Traceback (most recent call last):
  File "/Users/erik/code_venvs/prefect-simple-webhook-_il2wvVZ-py3.9/bin/uvicorn", line 8, in <module>
    sys.exit(main())
  File "/Users/erik/code_venvs/prefect-simple-webhook-_il2wvVZ-py3.9/lib/python3.9/site-packages/click/core.py", line 1130, in __call__
    return self.main(*args, **kwargs)
  File "/Users/erik/code_venvs/prefect-simple-webhook-_il2wvVZ-py3.9/lib/python3.9/site-packages/click/core.py", line 1055, in main
    rv = self.invoke(ctx)
  File "/Users/erik/code_venvs/prefect-simple-webhook-_il2wvVZ-py3.9/lib/python3.9/site-packages/click/core.py", line 1404, in invoke
    return ctx.invoke(self.callback, **ctx.params)
  File "/Users/erik/code_venvs/prefect-simple-webhook-_il2wvVZ-py3.9/lib/python3.9/site-packages/click/core.py", line 760, in invoke
    return __callback(*args, **kwargs)
  File "/Users/erik/code_venvs/prefect-simple-webhook-_il2wvVZ-py3.9/lib/python3.9/site-packages/uvicorn/main.py", line 408, in main
    run(
  File "/Users/erik/code_venvs/prefect-simple-webhook-_il2wvVZ-py3.9/lib/python3.9/site-packages/uvicorn/main.py", line 576, in run
    server.run()
  File "/Users/erik/code_venvs/prefect-simple-webhook-_il2wvVZ-py3.9/lib/python3.9/site-packages/uvicorn/server.py", line 60, in run
    return asyncio.run(self.serve(sockets=sockets))
  File "/Library/Frameworks/Python.framework/Versions/3.9/lib/python3.9/asyncio/runners.py", line 44, in run
    return loop.run_until_complete(main)
  File "/Library/Frameworks/Python.framework/Versions/3.9/lib/python3.9/asyncio/base_events.py", line 642, in run_until_complete
    return future.result()
  File "/Users/erik/code_venvs/prefect-simple-webhook-_il2wvVZ-py3.9/lib/python3.9/site-packages/uvicorn/server.py", line 67, in serve
    config.load()
  File "/Users/erik/code_venvs/prefect-simple-webhook-_il2wvVZ-py3.9/lib/python3.9/site-packages/uvicorn/config.py", line 479, in load
    self.loaded_app = import_from_string(self.app)
  File "/Users/erik/code_venvs/prefect-simple-webhook-_il2wvVZ-py3.9/lib/python3.9/site-packages/uvicorn/importer.py", line 21, in import_from_string
    module = importlib.import_module(module_str)
  File "/Library/Frameworks/Python.framework/Versions/3.9/lib/python3.9/importlib/__init__.py", line 127, in import_module
    return _bootstrap._gcd_import(name[level:], package, level)
  File "<frozen importlib._bootstrap>", line 1030, in _gcd_import
  File "<frozen importlib._bootstrap>", line 1007, in _find_and_load
  File "<frozen importlib._bootstrap>", line 972, in _find_and_load_unlocked
  File "<frozen importlib._bootstrap>", line 228, in _call_with_frames_removed
  File "<frozen importlib._bootstrap>", line 1030, in _gcd_import
  File "<frozen importlib._bootstrap>", line 1007, in _find_and_load
  File "<frozen importlib._bootstrap>", line 986, in _find_and_load_unlocked
  File "<frozen importlib._bootstrap>", line 680, in _load_unlocked
  File "<frozen importlib._bootstrap_external>", line 790, in exec_module
  File "<frozen importlib._bootstrap>", line 228, in _call_with_frames_removed
  File "./error_test.py", line 11, in <module>
    storage = GitHub.load('repo')
  File "/Users/erik/code_venvs/prefect-simple-webhook-_il2wvVZ-py3.9/lib/python3.9/site-packages/prefect/utilities/asyncutils.py", line 198, in wrapper
    raise RuntimeError(
RuntimeError: A 'sync_compatible' method was called from a context that was previously async but is now sync.
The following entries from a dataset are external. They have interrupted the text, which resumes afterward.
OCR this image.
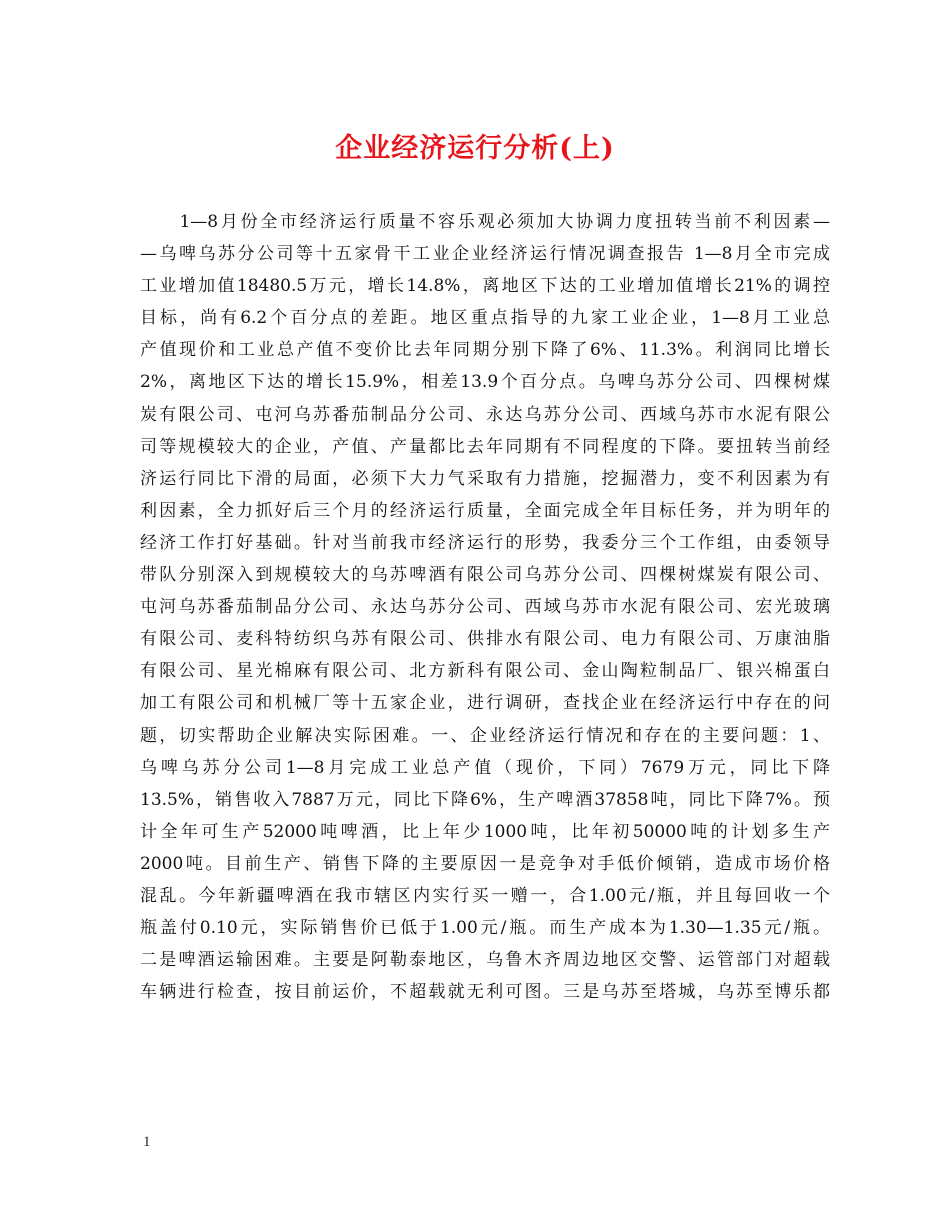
企业经济运行分析(上)
　　1—8月份全市经济运行质量不容乐观必须加大协调力度扭转当前不利因素—
—乌啤乌苏分公司等十五家骨干工业企业经济运行情况调查报告 1—8月全市完成
工业增加值18480.5万元，增长14.8%，离地区下达的工业增加值增长21%的调控
目标，尚有6.2个百分点的差距。地区重点指导的九家工业企业，1—8月工业总
产值现价和工业总产值不变价比去年同期分别下降了6%、11.3%。利润同比增长
2%，离地区下达的增长15.9%，相差13.9个百分点。乌啤乌苏分公司、四棵树煤
炭有限公司、屯河乌苏番茄制品分公司、永达乌苏分公司、西域乌苏市水泥有限公
司等规模较大的企业，产值、产量都比去年同期有不同程度的下降。要扭转当前经
济运行同比下滑的局面，必须下大力气采取有力措施，挖掘潜力，变不利因素为有
利因素，全力抓好后三个月的经济运行质量，全面完成全年目标任务，并为明年的
经济工作打好基础。针对当前我市经济运行的形势，我委分三个工作组，由委领导
带队分别深入到规模较大的乌苏啤酒有限公司乌苏分公司、四棵树煤炭有限公司、
屯河乌苏番茄制品分公司、永达乌苏分公司、西域乌苏市水泥有限公司、宏光玻璃
有限公司、麦科特纺织乌苏有限公司、供排水有限公司、电力有限公司、万康油脂
有限公司、星光棉麻有限公司、北方新科有限公司、金山陶粒制品厂、银兴棉蛋白
加工有限公司和机械厂等十五家企业，进行调研，查找企业在经济运行中存在的问
题，切实帮助企业解决实际困难。一、企业经济运行情况和存在的主要问题：1、
乌啤乌苏分公司1—8月完成工业总产值（现价，下同）7679万元，同比下降
13.5%，销售收入7887万元，同比下降6%，生产啤酒37858吨，同比下降7%。预
计全年可生产52000吨啤酒，比上年少1000吨，比年初50000吨的计划多生产
2000吨。目前生产、销售下降的主要原因一是竞争对手低价倾销，造成市场价格
混乱。今年新疆啤酒在我市辖区内实行买一赠一，合1.00元/瓶，并且每回收一个
瓶盖付0.10元，实际销售价已低于1.00元/瓶。而生产成本为1.30—1.35元/瓶。
二是啤酒运输困难。主要是阿勒泰地区，乌鲁木齐周边地区交警、运管部门对超载
车辆进行检查，按目前运价，不超载就无利可图。三是乌苏至塔城，乌苏至博乐都
1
The sync call must be changed to run in a worker thread to support sending the coroutine for 'load' to the main thread.
zanieb commented 1 year ago

Thanks for the reproduction! This is because when Uvicorn loads the file it does so from a thread with an event loop. If you place your calls in a synchronous function, things will work as you desire:

from fastapi import FastAPI
app = FastAPI()

@app.get("/")
async def root():
    return {"message": "Hello World"}

@app.get("/foo")
def foo():
    from prefect.filesystems import GitHub
    storage = GitHub.load('repo')

If you're going to use it from an async function, you should be using await GitHub.load('repo') instead.
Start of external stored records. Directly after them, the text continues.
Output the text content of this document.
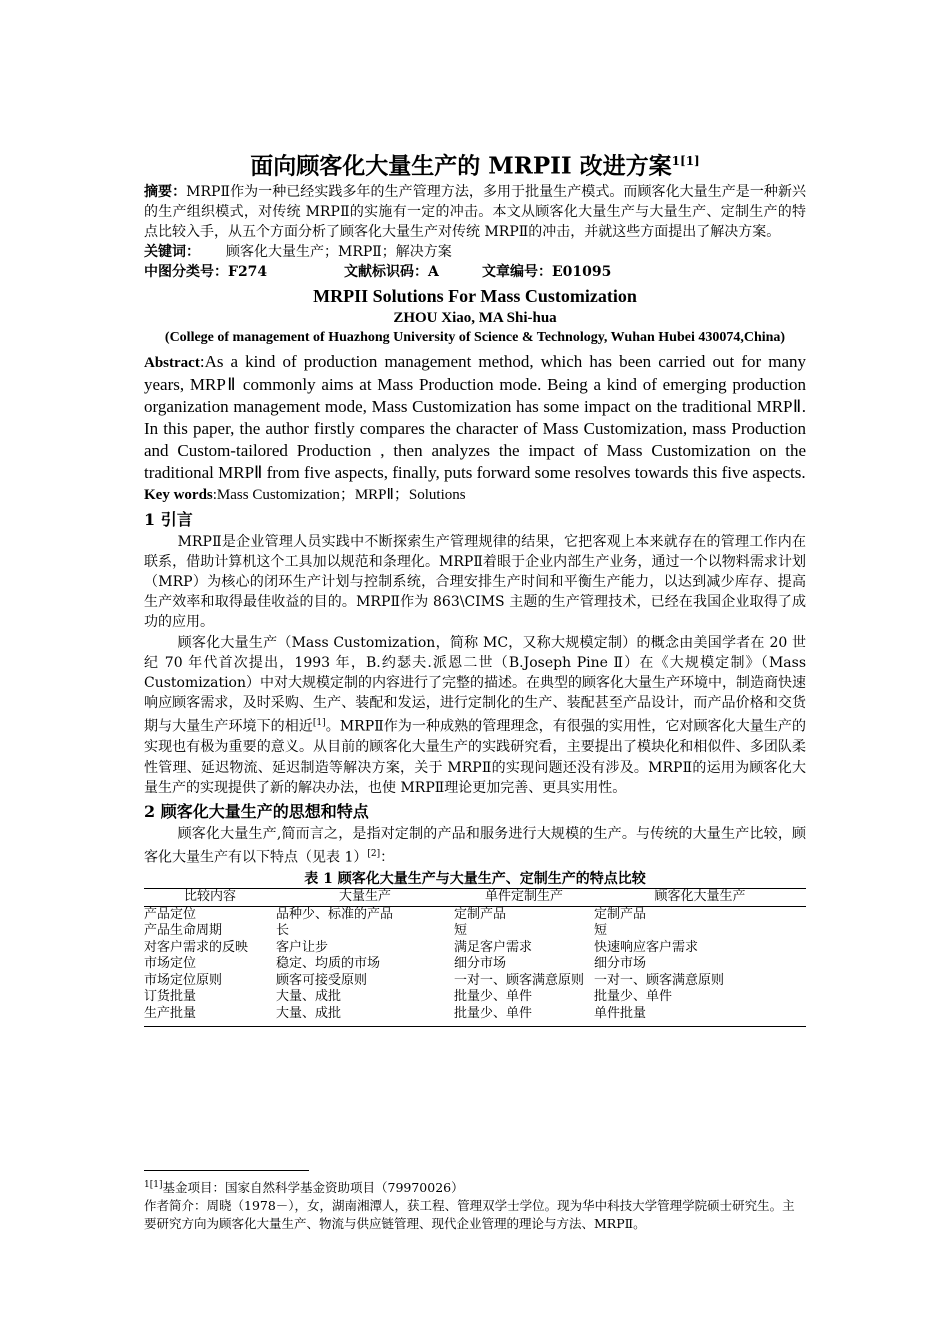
面向顾客化大量生产的 MRPII 改进方案$^{1[1]}$

摘要：MRPⅡ作为一种已经实践多年的生产管理方法，多用于批量生产模式。而顾客化大量生产是一种新兴的生产组织模式，对传统 MRPⅡ的实施有一定的冲击。本文从顾客化大量生产与大量生产、定制生产的特点比较入手，从五个方面分析了顾客化大量生产对传统 MRPⅡ的冲击，并就这些方面提出了解决方案。

关键词： 顾客化大量生产；MRPⅡ；解决方案

中图分类号：F274	文献标识码：A	文章编号：E01095

MRPII Solutions For Mass Customization

ZHOU Xiao, MA Shi-hua

(College of management of Huazhong University of Science & Technology, Wuhan Hubei 430074,China)

Abstract:As a kind of production management method, which has been carried out for many years, MRPⅡ commonly aims at Mass Production mode. Being a kind of emerging production organization management mode, Mass Customization has some impact on the traditional MRPⅡ. In this paper, the author firstly compares the character of Mass Customization, mass Production and Custom-tailored Production , then analyzes the impact of Mass Customization on the traditional MRPⅡ from five aspects, finally, puts forward some resolves towards this five aspects.

Key words:Mass Customization；MRPⅡ；Solutions

1 引言

MRPⅡ是企业管理人员实践中不断探索生产管理规律的结果，它把客观上本来就存在的管理工作内在联系，借助计算机这个工具加以规范和条理化。MRPⅡ着眼于企业内部生产业务，通过一个以物料需求计划（MRP）为核心的闭环生产计划与控制系统，合理安排生产时间和平衡生产能力，以达到减少库存、提高生产效率和取得最佳收益的目的。MRPⅡ作为 863\CIMS 主题的生产管理技术，已经在我国企业取得了成功的应用。

顾客化大量生产（Mass Customization，简称 MC，又称大规模定制）的概念由美国学者在 20 世纪 70 年代首次提出，1993 年，B.约瑟夫.派恩二世（B.Joseph Pine Ⅱ）在《大规模定制》（Mass Customization）中对大规模定制的内容进行了完整的描述。在典型的顾客化大量生产环境中，制造商快速响应顾客需求，及时采购、生产、装配和发运，进行定制化的生产、装配甚至产品设计，而产品价格和交货期与大量生产环境下的相近[1]。MRPⅡ作为一种成熟的管理理念，有很强的实用性，它对顾客化大量生产的实现也有极为重要的意义。从目前的顾客化大量生产的实践研究看，主要提出了模块化和相似件、多团队柔性管理、延迟物流、延迟制造等解决方案，关于 MRPⅡ的实现问题还没有涉及。MRPⅡ的运用为顾客化大量生产的实现提供了新的解决办法，也使 MRPⅡ理论更加完善、更具实用性。

2 顾客化大量生产的思想和特点

顾客化大量生产,简而言之，是指对定制的产品和服务进行大规模的生产。与传统的大量生产比较，顾客化大量生产有以下特点（见表 1）[2]：

表 1 顾客化大量生产与大量生产、定制生产的特点比较

比较内容	大量生产	单件定制生产	顾客化大量生产
产品定位	品种少、标准的产品	定制产品	定制产品
产品生命周期	长	短	短
对客户需求的反映	客户让步	满足客户需求	快速响应客户需求
市场定位	稳定、均质的市场	细分市场	细分市场
市场定位原则	顾客可接受原则	一对一、顾客满意原则	一对一、顾客满意原则
订货批量	大量、成批	批量少、单件	批量少、单件
生产批量	大量、成批	批量少、单件	单件批量

$^{1[1]}$基金项目：国家自然科学基金资助项目（79970026）

作者简介：周晓（1978－），女，湖南湘潭人，获工程、管理双学士学位。现为华中科技大学管理学院硕士研究生。主要研究方向为顾客化大量生产、物流与供应链管理、现代企业管理的理论与方法、MRPⅡ。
rushter commented 1 year ago

Thanks for the reproduction! This is because when Uvicorn loads the file it does so from a thread with an event loop. If you place your calls in a synchronous function, things will work as you desire:

from fastapi import FastAPI
app = FastAPI()

@app.get("/")
async def root():
    return {"message": "Hello World"}

@app.get("/foo")
def foo():
    from prefect.filesystems import GitHub
    storage = GitHub.load('repo')

If you're going to use it from an async function, you should be using await GitHub.load('repo') instead.

It would be cool to have a way to explicitly call the sync version functions. I call the same sync functions from sync and async environments. The async detector goes crazy when there is an event loop. My function is sync and it fetches secrets via Secret.load. I think currently, there is no way to force sync mode and I have to pass secrets as parameters instead.

aaazzam commented 2 weeks ago

This is addressed in Prefect 3, where sync_compatible allows a force_sync keyword.

Thanks!